The limitations of this study should be noted. First, this was a single-center study conducted in a tertiary care hospital, which may limit generalizability to the broader population of children in other regions. The etiologies of FUO in this study reflect both local epidemiology and our role as a tertiary referral center. For example, tuberculosis is endemic in Thailand; Epstein-Barr virus is frequently detected during thorough FUO workups, and lower respiratory tract infections are common in children. Similarly, SJIA and SLE are among the most prevalent autoimmune diseases in Asian pediatric populations. Acute lymphoblastic leukemia is the most common childhood malignancy and is frequently referred to our institution, whereas solid tumors were underrepresented, likely due to their lower likelihood of presenting with FUO alone. Consequently, the model may be less sensitive for detecting solid malignancies. Second, a retrospective study design in nature caused missing data, particularly inflammatory markers such as C-reactive protein and erythrocyte sedimentation rate, which prevented the inclusion of potentially essential variables in the prediction model. Third, patients without a confirmed final diagnosis were excluded from the model development. Since our primary aim was to construct a classification model that categorizes pediatric FUO cases into three specific etiologic groups, including infections, autoimmune diseases, and malignancies, patients with an unresolved etiology would introduce classification uncertainty and compromise model validity. In our cohort, only two patients remained undiagnosed, both of whom experienced spontaneous resolution of fever, likely due to an unspecified viral illness. These cases were not included in the infectious group due to a lack of confirmed etiology. The low number of undiagnosed cases may reflect the comprehensive diagnostic capabilities available at our tertiary care facility. However, we recognize that in routine clinical settings, a proportion of FUO cases remain undiagnosed. Therefore, future multi-center studies with a prospective study design, including undiagnosed patients, are needed to perform external validation and refine this prediction model.
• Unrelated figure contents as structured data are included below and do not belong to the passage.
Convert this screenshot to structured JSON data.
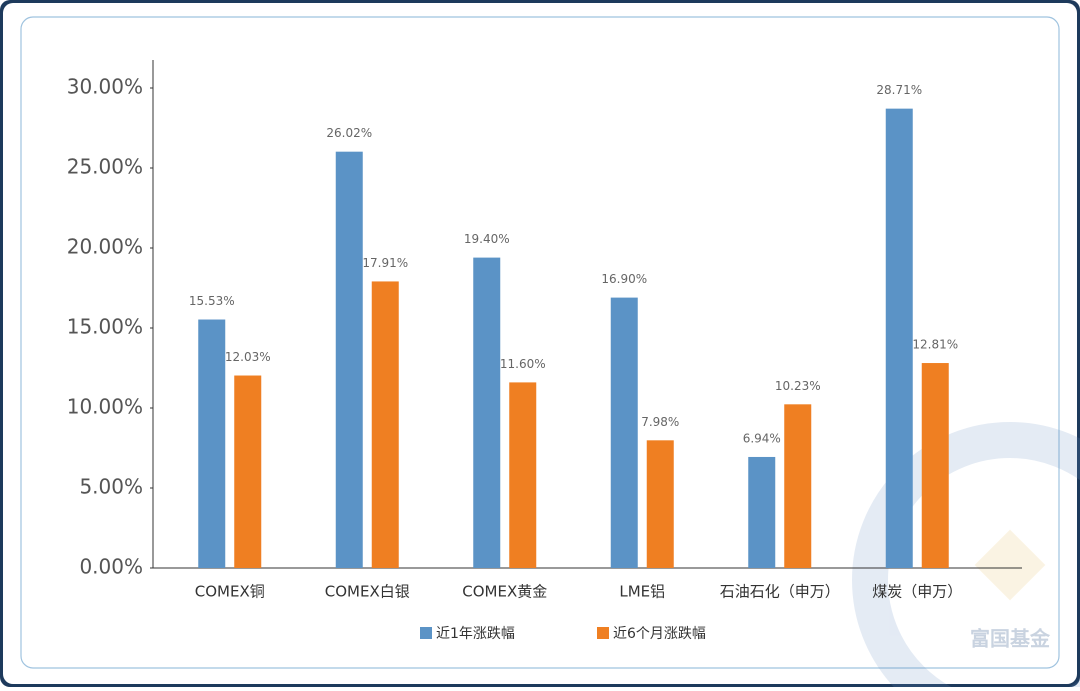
{
  "chart_data": {
    "type": "bar",
    "categories": [
      "COMEX铜",
      "COMEX白银",
      "COMEX黄金",
      "LME铝",
      "石油石化（申万）",
      "煤炭（申万）"
    ],
    "series": [
      {
        "name": "近1年涨跌幅",
        "color": "#5b93c6",
        "values": [
          15.53,
          26.02,
          19.4,
          16.9,
          6.94,
          28.71
        ],
        "value_labels": [
          "15.53%",
          "26.02%",
          "19.40%",
          "16.90%",
          "6.94%",
          "28.71%"
        ]
      },
      {
        "name": "近6个月涨跌幅",
        "color": "#ef7f22",
        "values": [
          12.03,
          17.91,
          11.6,
          7.98,
          10.23,
          12.81
        ],
        "value_labels": [
          "12.03%",
          "17.91%",
          "11.60%",
          "7.98%",
          "10.23%",
          "12.81%"
        ]
      }
    ],
    "ylim": [
      0,
      30
    ],
    "yticks": [
      {
        "value": 0,
        "label": "0.00%"
      },
      {
        "value": 5,
        "label": "5.00%"
      },
      {
        "value": 10,
        "label": "10.00%"
      },
      {
        "value": 15,
        "label": "15.00%"
      },
      {
        "value": 20,
        "label": "20.00%"
      },
      {
        "value": 25,
        "label": "25.00%"
      },
      {
        "value": 30,
        "label": "30.00%"
      }
    ],
    "grid": false,
    "legend": "bottom",
    "watermark": "富国基金"
  }
}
Despite these limitations, this study’s findings have significant implications for clinical practice. The prediction model developed here can become a complementary tool to guide clinicians toward informed, data-driven decision-making, which will facilitate earlier diagnoses and reduce unnecessary testing and treatments. However, this model is not intended to replace clinical judgment or the diagnostic reasoning of physicians. Instead, it serves as a supportive tool by estimating the probability of various diagnostic possibilities based on clinical and laboratory data. The final diagnosis and management should always be grounded in comprehensive clinical evaluation and physician expertise.
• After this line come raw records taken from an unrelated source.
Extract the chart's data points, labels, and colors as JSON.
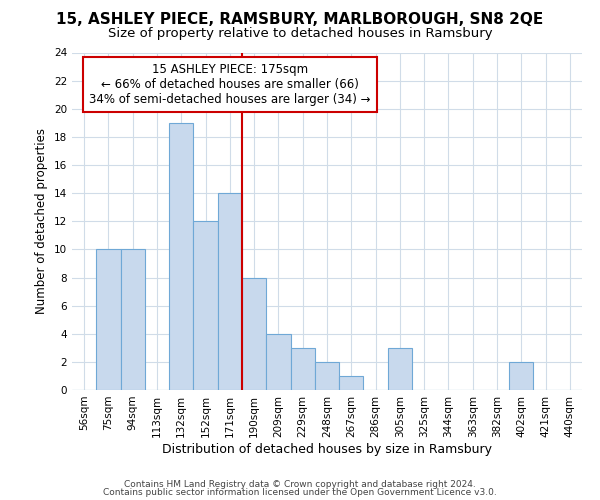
{
  "title": "15, ASHLEY PIECE, RAMSBURY, MARLBOROUGH, SN8 2QE",
  "subtitle": "Size of property relative to detached houses in Ramsbury",
  "xlabel": "Distribution of detached houses by size in Ramsbury",
  "ylabel": "Number of detached properties",
  "bin_labels": [
    "56sqm",
    "75sqm",
    "94sqm",
    "113sqm",
    "132sqm",
    "152sqm",
    "171sqm",
    "190sqm",
    "209sqm",
    "229sqm",
    "248sqm",
    "267sqm",
    "286sqm",
    "305sqm",
    "325sqm",
    "344sqm",
    "363sqm",
    "382sqm",
    "402sqm",
    "421sqm",
    "440sqm"
  ],
  "bar_values": [
    0,
    10,
    10,
    0,
    19,
    12,
    14,
    8,
    4,
    3,
    2,
    1,
    0,
    3,
    0,
    0,
    0,
    0,
    2,
    0,
    0
  ],
  "bar_color": "#c8d9ed",
  "bar_edgecolor": "#6fa8d6",
  "grid_color": "#d0dce8",
  "vline_x_index": 6,
  "vline_color": "#cc0000",
  "annotation_line1": "15 ASHLEY PIECE: 175sqm",
  "annotation_line2": "← 66% of detached houses are smaller (66)",
  "annotation_line3": "34% of semi-detached houses are larger (34) →",
  "annotation_box_color": "#ffffff",
  "annotation_box_edgecolor": "#cc0000",
  "ylim": [
    0,
    24
  ],
  "yticks": [
    0,
    2,
    4,
    6,
    8,
    10,
    12,
    14,
    16,
    18,
    20,
    22,
    24
  ],
  "footer1": "Contains HM Land Registry data © Crown copyright and database right 2024.",
  "footer2": "Contains public sector information licensed under the Open Government Licence v3.0.",
  "title_fontsize": 11,
  "subtitle_fontsize": 9.5,
  "xlabel_fontsize": 9,
  "ylabel_fontsize": 8.5,
  "tick_fontsize": 7.5,
  "annotation_fontsize": 8.5,
  "footer_fontsize": 6.5
}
In conclusion, key clinical parameters, including duration of fever, cough, splenomegaly, arthritis, lymphadenopathy, hemoglobin, and platelet levels, were identified as significant predictors of the etiologies of FUO in children. These factors were integrated into a prediction model designed to guide clinicians in differentiating the underlying causes of pediatric FUO, encompassing infections, autoimmune diseases, and malignancies.
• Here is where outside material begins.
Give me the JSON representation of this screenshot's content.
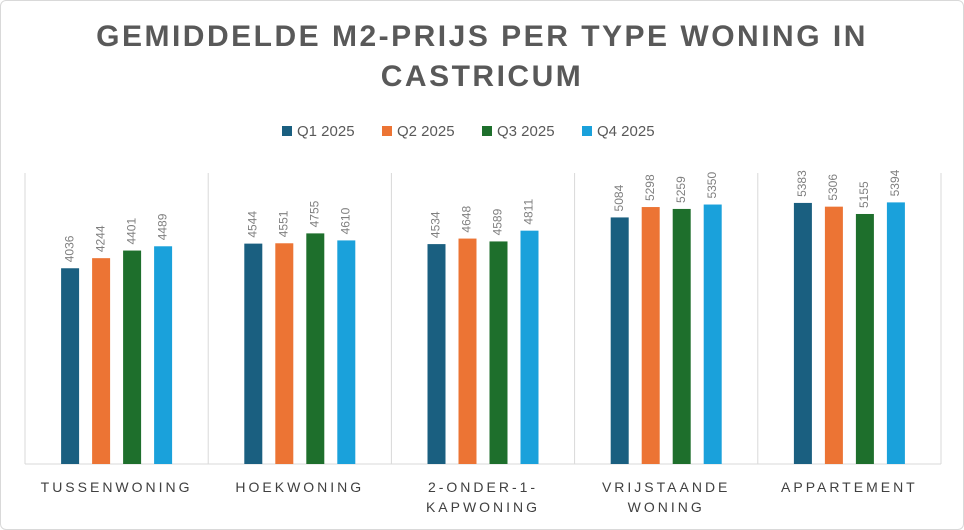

The prediction model has demonstrated promise as a practical clinical tool by aiding early diagnoses and supporting evidence-based decision-making in managing pediatric FUO. This model might reduce diagnostic delays, minimize unnecessary testing, and improve patient outcomes by providing a systematic approach to interpreting clinical and basic laboratory data. Future multi-center studies are warranted to validate and enhance the applicability of the model across diverse pediatric populations.